Кажется, вы не воспринимаете меня всерьез.

Ошибаетесь. Я не воспринимаю всерьез саму себя. По-моему, это лучшее, что может сделать художник, особенно если свое искусство он воспринимает всерьез.

Давайте сменим тему. Несколько месяцев назад вы побывали в Гаване. С какой целью вы туда приехали?

Я ездила в Гавану по приглашению Дома Америк – института, ведущего важнейшую работу в очень сложных условиях. И не только для Кубы, но и для всей Латинской Америки. Я поехала потому, что хотела собственными глазами увидеть, что там происходит, а не верить на слово всему, что пишут в здешних газетах. Антикубинская пропаганда очень сильна повсюду, и Колумбия – самая консервативная страна из всего консервативного мира – не исключение. Собственно, я имею в виду простую вещь: если у вас есть возможность поехать и что-то увидеть воочию, нужно использовать шанс. Кроме того, мне в высшей степени интересен процесс изменения кубинской жизни. Есть в этом нечто очень ценное.

А что это за ценности? Что вы открыли для себя на Кубе?

Я открыла для себя общество, которое всерьез решило искоренить бедность и, похоже, постепенно этого добивается. Но прежде всего я познакомилась с художниками, так что мне проще говорить о них. Эти художники, как и все остальные граждане, имеют жилье, место для работы, образование для своих детей и здравоохранение. На улицах никто не умирает с голоду, нет ребятишек, клянчащих милостыню. Как же можно не защищать то, что там происходит? Подвиг Революции ценен сам по себе, невзирая на взлеты и падения, которые, несомненно, присутствуют. Я не коммунистка и никогда ей не была. Более того: мои друзья-коммунисты всю жизнь пытаются затащить меня в партию, и у них ничего не вышло, от чего бедняги жутко расстраиваются. Но я вовсе не отказываюсь признавать то, что делается на Кубе. И не могу делать вид, будто не замечаю, как другие страны изо всех сил… стараются саботировать это.

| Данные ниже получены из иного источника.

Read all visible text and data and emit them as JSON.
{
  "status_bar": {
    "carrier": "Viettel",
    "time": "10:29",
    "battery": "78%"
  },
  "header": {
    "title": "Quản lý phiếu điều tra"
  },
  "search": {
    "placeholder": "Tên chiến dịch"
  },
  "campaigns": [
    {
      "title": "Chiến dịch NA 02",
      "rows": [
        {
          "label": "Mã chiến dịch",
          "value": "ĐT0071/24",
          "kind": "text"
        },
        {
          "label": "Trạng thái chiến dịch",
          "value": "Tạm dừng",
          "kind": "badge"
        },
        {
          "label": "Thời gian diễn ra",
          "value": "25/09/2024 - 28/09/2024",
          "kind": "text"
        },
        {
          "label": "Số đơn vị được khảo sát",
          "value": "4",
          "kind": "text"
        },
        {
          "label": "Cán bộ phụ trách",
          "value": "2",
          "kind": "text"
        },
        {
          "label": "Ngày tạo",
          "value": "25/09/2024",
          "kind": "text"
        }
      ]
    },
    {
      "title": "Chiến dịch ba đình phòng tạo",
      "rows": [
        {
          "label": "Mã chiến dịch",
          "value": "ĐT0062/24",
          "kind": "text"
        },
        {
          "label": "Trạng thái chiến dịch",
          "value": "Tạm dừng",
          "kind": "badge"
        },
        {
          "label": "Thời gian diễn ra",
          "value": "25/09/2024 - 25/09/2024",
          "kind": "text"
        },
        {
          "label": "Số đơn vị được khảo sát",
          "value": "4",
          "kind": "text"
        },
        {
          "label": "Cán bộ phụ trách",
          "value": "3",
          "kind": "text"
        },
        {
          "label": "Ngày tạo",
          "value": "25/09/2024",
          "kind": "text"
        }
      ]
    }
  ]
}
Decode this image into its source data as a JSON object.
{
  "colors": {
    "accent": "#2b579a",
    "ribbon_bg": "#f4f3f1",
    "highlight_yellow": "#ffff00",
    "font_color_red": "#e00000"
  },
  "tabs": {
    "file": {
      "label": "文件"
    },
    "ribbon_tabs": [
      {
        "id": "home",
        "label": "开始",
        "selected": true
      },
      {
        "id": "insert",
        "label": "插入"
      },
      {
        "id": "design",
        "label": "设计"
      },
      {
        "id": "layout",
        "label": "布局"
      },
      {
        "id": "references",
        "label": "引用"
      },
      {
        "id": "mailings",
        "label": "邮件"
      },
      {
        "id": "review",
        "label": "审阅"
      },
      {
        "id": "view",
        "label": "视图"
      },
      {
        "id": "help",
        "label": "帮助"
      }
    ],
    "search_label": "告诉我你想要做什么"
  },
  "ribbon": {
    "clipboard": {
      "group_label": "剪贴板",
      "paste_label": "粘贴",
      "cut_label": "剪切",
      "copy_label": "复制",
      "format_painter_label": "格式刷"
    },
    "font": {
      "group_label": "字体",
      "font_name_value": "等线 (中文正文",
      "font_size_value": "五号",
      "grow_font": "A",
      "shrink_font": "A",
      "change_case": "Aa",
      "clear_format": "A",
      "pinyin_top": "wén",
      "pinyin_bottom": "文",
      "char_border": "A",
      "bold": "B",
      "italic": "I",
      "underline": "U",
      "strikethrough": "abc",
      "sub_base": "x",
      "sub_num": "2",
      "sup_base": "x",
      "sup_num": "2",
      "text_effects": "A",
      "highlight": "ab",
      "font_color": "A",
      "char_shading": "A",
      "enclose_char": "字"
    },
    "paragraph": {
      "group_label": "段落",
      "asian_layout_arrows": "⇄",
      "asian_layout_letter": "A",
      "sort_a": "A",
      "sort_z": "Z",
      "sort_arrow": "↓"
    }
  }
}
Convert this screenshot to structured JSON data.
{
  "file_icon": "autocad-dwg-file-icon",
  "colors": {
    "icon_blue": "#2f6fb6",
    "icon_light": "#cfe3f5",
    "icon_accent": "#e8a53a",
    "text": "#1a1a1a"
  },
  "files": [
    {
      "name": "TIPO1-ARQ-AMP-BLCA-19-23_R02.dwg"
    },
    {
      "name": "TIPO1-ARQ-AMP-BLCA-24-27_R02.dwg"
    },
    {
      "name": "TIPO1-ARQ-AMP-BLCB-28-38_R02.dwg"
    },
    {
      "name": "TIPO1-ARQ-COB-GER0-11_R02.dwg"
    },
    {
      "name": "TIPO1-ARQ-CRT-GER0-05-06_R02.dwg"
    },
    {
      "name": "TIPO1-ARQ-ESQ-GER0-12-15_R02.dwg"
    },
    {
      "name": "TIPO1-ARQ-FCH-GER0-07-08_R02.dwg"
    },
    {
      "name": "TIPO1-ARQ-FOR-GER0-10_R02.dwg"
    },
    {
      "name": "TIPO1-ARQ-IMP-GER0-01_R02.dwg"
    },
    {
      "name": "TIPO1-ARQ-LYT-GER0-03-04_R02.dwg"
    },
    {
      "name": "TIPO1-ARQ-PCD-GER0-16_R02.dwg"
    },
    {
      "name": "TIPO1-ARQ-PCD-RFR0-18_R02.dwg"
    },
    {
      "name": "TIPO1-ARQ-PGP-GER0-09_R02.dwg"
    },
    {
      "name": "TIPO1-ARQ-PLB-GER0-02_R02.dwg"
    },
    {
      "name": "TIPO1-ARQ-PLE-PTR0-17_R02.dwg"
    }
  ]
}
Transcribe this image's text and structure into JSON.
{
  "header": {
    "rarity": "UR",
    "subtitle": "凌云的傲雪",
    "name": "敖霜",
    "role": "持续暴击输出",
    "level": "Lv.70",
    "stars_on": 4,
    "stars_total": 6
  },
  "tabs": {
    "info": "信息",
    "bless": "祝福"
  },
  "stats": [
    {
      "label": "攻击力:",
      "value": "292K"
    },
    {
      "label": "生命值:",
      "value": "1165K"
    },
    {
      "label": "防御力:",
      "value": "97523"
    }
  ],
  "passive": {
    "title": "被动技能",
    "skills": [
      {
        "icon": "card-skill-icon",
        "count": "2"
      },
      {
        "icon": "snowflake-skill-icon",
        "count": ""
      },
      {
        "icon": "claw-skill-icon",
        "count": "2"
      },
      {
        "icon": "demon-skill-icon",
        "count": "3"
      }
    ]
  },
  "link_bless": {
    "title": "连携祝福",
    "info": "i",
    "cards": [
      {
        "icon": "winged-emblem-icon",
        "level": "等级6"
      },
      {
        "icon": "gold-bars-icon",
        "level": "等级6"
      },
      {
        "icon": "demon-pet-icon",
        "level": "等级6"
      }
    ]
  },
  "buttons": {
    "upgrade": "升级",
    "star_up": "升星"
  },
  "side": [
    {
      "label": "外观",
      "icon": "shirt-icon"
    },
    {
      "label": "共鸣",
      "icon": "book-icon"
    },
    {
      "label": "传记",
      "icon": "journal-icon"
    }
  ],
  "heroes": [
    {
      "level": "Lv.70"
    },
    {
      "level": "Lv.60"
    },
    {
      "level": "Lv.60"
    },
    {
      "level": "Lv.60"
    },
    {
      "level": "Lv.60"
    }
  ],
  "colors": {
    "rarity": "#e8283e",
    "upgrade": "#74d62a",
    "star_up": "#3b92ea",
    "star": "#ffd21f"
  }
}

Вы говорите, что не коммунистка, а вот прямо перед нами стена с портретами Фиделя и Че Гевары.

Я как раз привезла их из этой поездки. Их подарила Аида Сантамария, директор Дома Америк. Мне приятно, что они у меня есть. Че недавно убили, как и Камило[80]. На Кубе нас возили за город, и с нами был Фидель – один из самых интересных людей, которых я встречала в жизни. Я держу эти фотографии дома, и для меня это важно. Не понимаю, почему кому-то до этого есть дело.

Что произошло, когда вы вернулись с Кубы, Фелиса? Прошел слух, что вас задержали после посадки в Колумбии.

Да, но со мной очень хорошо обращались.

Вас допрашивали?

Мне предложили кофе, такие душки!

Что именно случилось?

Ничего не случилось. Полиция аэропорта захотела поговорить со мной о Гаване, о Кубе; меня учтиво пригласили побеседовать с ними несколько часов. Оказалось, они такие любознательные, представляете? Им все интересно. А может, им просто было скучно, и они решили поболтать, это тоже не исключено.

Однако известно, что некий либеральный политик был вынужден приехать в аэропорт, чтобы вас отпустили.

Ах, правда? А я думала, что его тоже пригласили.

Сменим тему. Чем вы сейчас занимаетесь?

Вот, отвечаю на ваши вопросы.

Я сформулирую иначе: каков ваш следующий проект?

Мы собираемся выставить моих «Истеричных» в Кали, на фестивале искусств, организованном Фанни Мики[81]. Там будут и работы Беатрис Даса, от которых я в восторге, и произведения других колумбийских художниц. То, что делает Беатрис, совершенно не похоже на мои скульптуры, но мне кажется, что каким-то мистическим образом они перекликаются.

И о чем они беседуют?

Ну, о многом. Но это не предназначено для мужских ушей, так что не просите объяснить.

Фелиса, ну помогите мне хоть немного. Я же пришел, чтобы поговорить о вас.

Говорите обо мне все, что угодно. Но позвольте мне тем временем думать о более интересных вещах.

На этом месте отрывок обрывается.